One of the dependent resources is a Pod running a "critical" process.
If somehow (user/application/crash) this dependent resource is deleted externally, the primary custom resource should be marked for deletion.
What did you do?
This is an implementation example to describe the scenario:
@ControllerConfiguration(
name = "myresourcereconciler",
dependents = {
@Dependent(
name = "configmapmependentresource",
type = ConfigMapDependentResource.class,
reconcilePrecondition = ConfigMapReconcileCondition.class
),
@Dependent(
name = "criticalpoddependentresource",
type = CriticalPodDependentResource.class
),
@Dependent(
name = "servicedependentresource",
type = ServiceDependentResource.class
)
}
)
public class MyResourceReconciler implements Reconciler<MyResource>, Cleaner<MyResource> {
@Override
public UpdateControl<MyResource> reconcile(MyResource resource, Context<MyResource> context) throws Exception {
//Reconcile implementation
return updatedResourceStatus != null ? UpdateControl.patchStatus(updatedResource) : UpdateControl.noUpdate();
}
@Override
public DeleteControl cleanup(MyResource resource, Context<MyResource> context) {
//Cleanup implementation
return DeleteControl.defaultDelete();
}
}
...
@KubernetesDependent(labelSelector = MyResource .LABEL_SELECTOR)
public class CriticalPodDependentResource extends CRUDKubernetesDependentResource<Pod, MyResource > {
@Override
protected Pod desired(MyResource primary, Context<MyResource> context) {
// Desired Pod creation
return pod;
}
@Override
public void delete(MyResource primary, Context<MyResource> context) {
//Expected this operation to be called on dependent resource external delete event
context.getClient().resource(primary).delete();
}
}
What did you expect to see?
CriticalPodDependentResource.delete() operation called on dependent resource external deletion.

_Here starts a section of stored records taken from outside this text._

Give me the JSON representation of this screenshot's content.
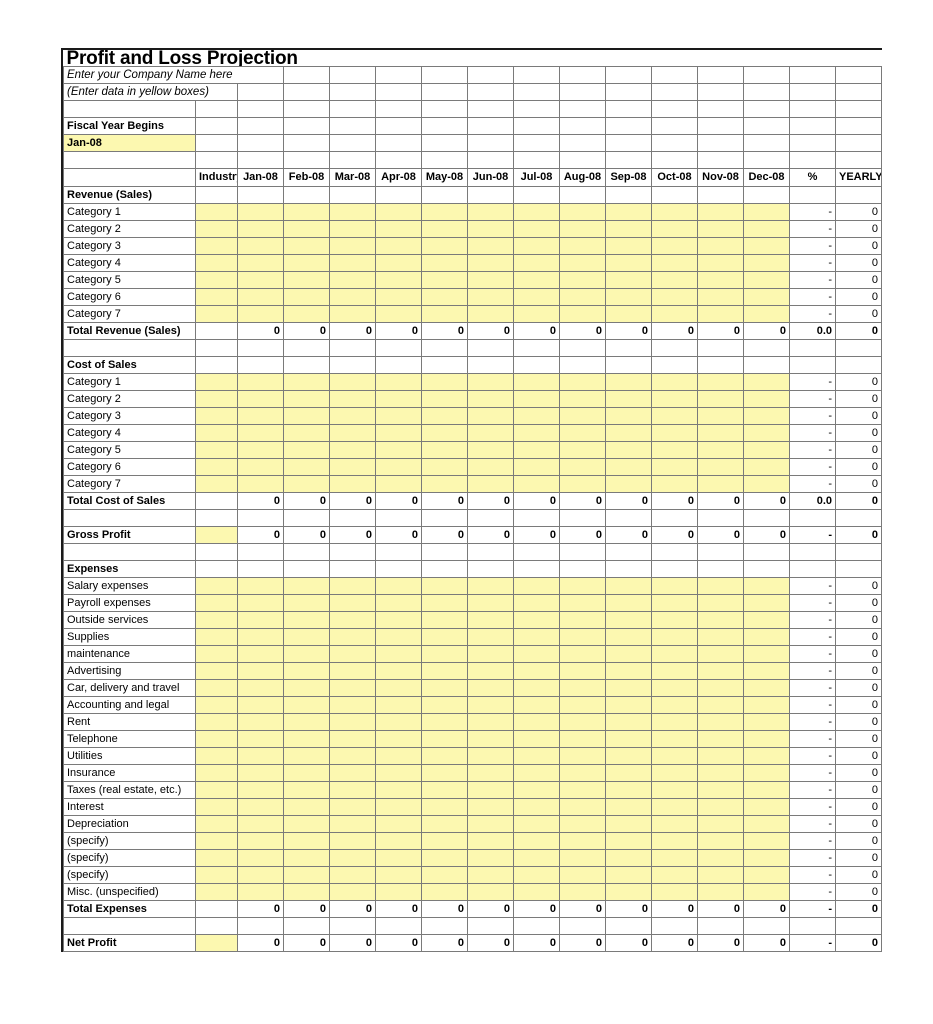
{
  "document": {
    "title": "Profit and Loss Projection",
    "company_placeholder": "Enter your Company Name here",
    "instruction": "(Enter data in yellow boxes)",
    "fiscal_year_label": "Fiscal Year Begins",
    "fiscal_year_value": "Jan-08"
  },
  "colors": {
    "input_cell": "#fcf8b0",
    "grid_line": "#7a7a7a",
    "frame": "#1a1a1a",
    "text": "#000000"
  },
  "columns": {
    "label": "",
    "industry": "Industry",
    "months": [
      "Jan-08",
      "Feb-08",
      "Mar-08",
      "Apr-08",
      "May-08",
      "Jun-08",
      "Jul-08",
      "Aug-08",
      "Sep-08",
      "Oct-08",
      "Nov-08",
      "Dec-08"
    ],
    "percent": "%",
    "yearly": "YEARLY"
  },
  "sections": {
    "revenue": {
      "heading": "Revenue (Sales)",
      "categories": [
        "Category 1",
        "Category 2",
        "Category 3",
        "Category 4",
        "Category 5",
        "Category 6",
        "Category 7"
      ],
      "total_label": "Total Revenue (Sales)",
      "total_months": [
        "0",
        "0",
        "0",
        "0",
        "0",
        "0",
        "0",
        "0",
        "0",
        "0",
        "0",
        "0"
      ],
      "total_percent": "0.0",
      "total_yearly": "0"
    },
    "cost_of_sales": {
      "heading": "Cost of Sales",
      "categories": [
        "Category 1",
        "Category 2",
        "Category 3",
        "Category 4",
        "Category 5",
        "Category 6",
        "Category 7"
      ],
      "total_label": "Total Cost of Sales",
      "total_months": [
        "0",
        "0",
        "0",
        "0",
        "0",
        "0",
        "0",
        "0",
        "0",
        "0",
        "0",
        "0"
      ],
      "total_percent": "0.0",
      "total_yearly": "0"
    },
    "gross_profit": {
      "label": "Gross Profit",
      "months": [
        "0",
        "0",
        "0",
        "0",
        "0",
        "0",
        "0",
        "0",
        "0",
        "0",
        "0",
        "0"
      ],
      "percent": "-",
      "yearly": "0"
    },
    "expenses": {
      "heading": "Expenses",
      "items": [
        "Salary expenses",
        "Payroll expenses",
        "Outside services",
        "Supplies",
        "maintenance",
        "Advertising",
        "Car, delivery and travel",
        "Accounting and legal",
        "Rent",
        "Telephone",
        "Utilities",
        "Insurance",
        "Taxes (real estate, etc.)",
        "Interest",
        "Depreciation",
        "(specify)",
        "(specify)",
        "(specify)",
        "Misc. (unspecified)"
      ],
      "total_label": "Total Expenses",
      "total_months": [
        "0",
        "0",
        "0",
        "0",
        "0",
        "0",
        "0",
        "0",
        "0",
        "0",
        "0",
        "0"
      ],
      "total_percent": "-",
      "total_yearly": "0"
    },
    "net_profit": {
      "label": "Net Profit",
      "months": [
        "0",
        "0",
        "0",
        "0",
        "0",
        "0",
        "0",
        "0",
        "0",
        "0",
        "0",
        "0"
      ],
      "percent": "-",
      "yearly": "0"
    }
  },
  "item_row_percent": "-",
  "item_row_yearly": "0"
}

What did you see instead? Under which circumstances?
After deleting the critical dependent resource externally, the primary custom resource reconcile operation is triggered, and it was kind of expected...
Hi @rguillens ,
there are multiple things here:
- Deleted is called only if a precondition not holds on a DR or the whole Workflow is being cleaned up (thus the custom resource is being deleted). If a resource deleted by someone else the it is not called it is just reconciled and re-created.
- There is other aspect of this, how do you know if the resource been already created before. So for example the reconciliation starts and even it creates config map and service DRs, but suddenly the process/pod terminates there will be 2 resources, but not the pod. So as next step the operator starts how do you know, if the pod was there and deleted or just was not created? This means you need to store some state somewhere, that the pod was already created. See how state is supported in DR: https://javaoperatorsdk.io/docs/dependent-resources#external-state-tracking-dependent-resources although this is not necessarily your case.
So how I would solve this:
- store the state after the pod is created
- before the workflow reconciled check if the pod exists, if not but there is the state it was created before simply call delete on the primary custom resource using the client, and exit the reconciliation. Currently you can do this just by standalone workflows.
Note that some teams store the state in the status (like a flag that it was created), however this has a caveat, if it is in status it might not be present in next reconciliation (cache out of sync) is some rare cases. Therefore they also manage an in memory cache about the status that always has the latest version. Pls study how it is implemented in external state DR, you can easily manage this state correctly with a config map.
created issue that will make allow this to cover using the managed workflows: https://github.com/java-operator-sdk/java-operator-sdk/issues/1898
Thanks, @csviri for your recommendations
Actually, I do store some state related to some of the DRs and I'm sure when to delete the CR if something happens with a "critical" DR. This state is also reflected in the status at some point, but the state management don't rely on the CR status. Using something like a ConfigMap is way much better option to store this state in my scenario, as stated in: https://javaoperatorsdk.io/docs/dependent-resources#external-state-tracking-dependent-resources
I was also looking into the KubernetesDepentent annotation implementation and usages, I think this might be a good place to customize the DR reconcile lifecycle.
This issue is stale because it has been open 60 days with no activity. Remove stale label or comment or this will be closed in 14 days.
This issue is stale because it has been open 60 days with no activity. Remove stale label or comment or this will be closed in 14 days.
This issue is stale because it has been open 60 days with no activity. Remove stale label or comment or this will be closed in 14 days.
This issue is stale because it has been open 60 days with no activity. Remove stale label or comment or this will be closed in 14 days.
As far I can see the explicit invocation will cover this. Feel free to reopen if not.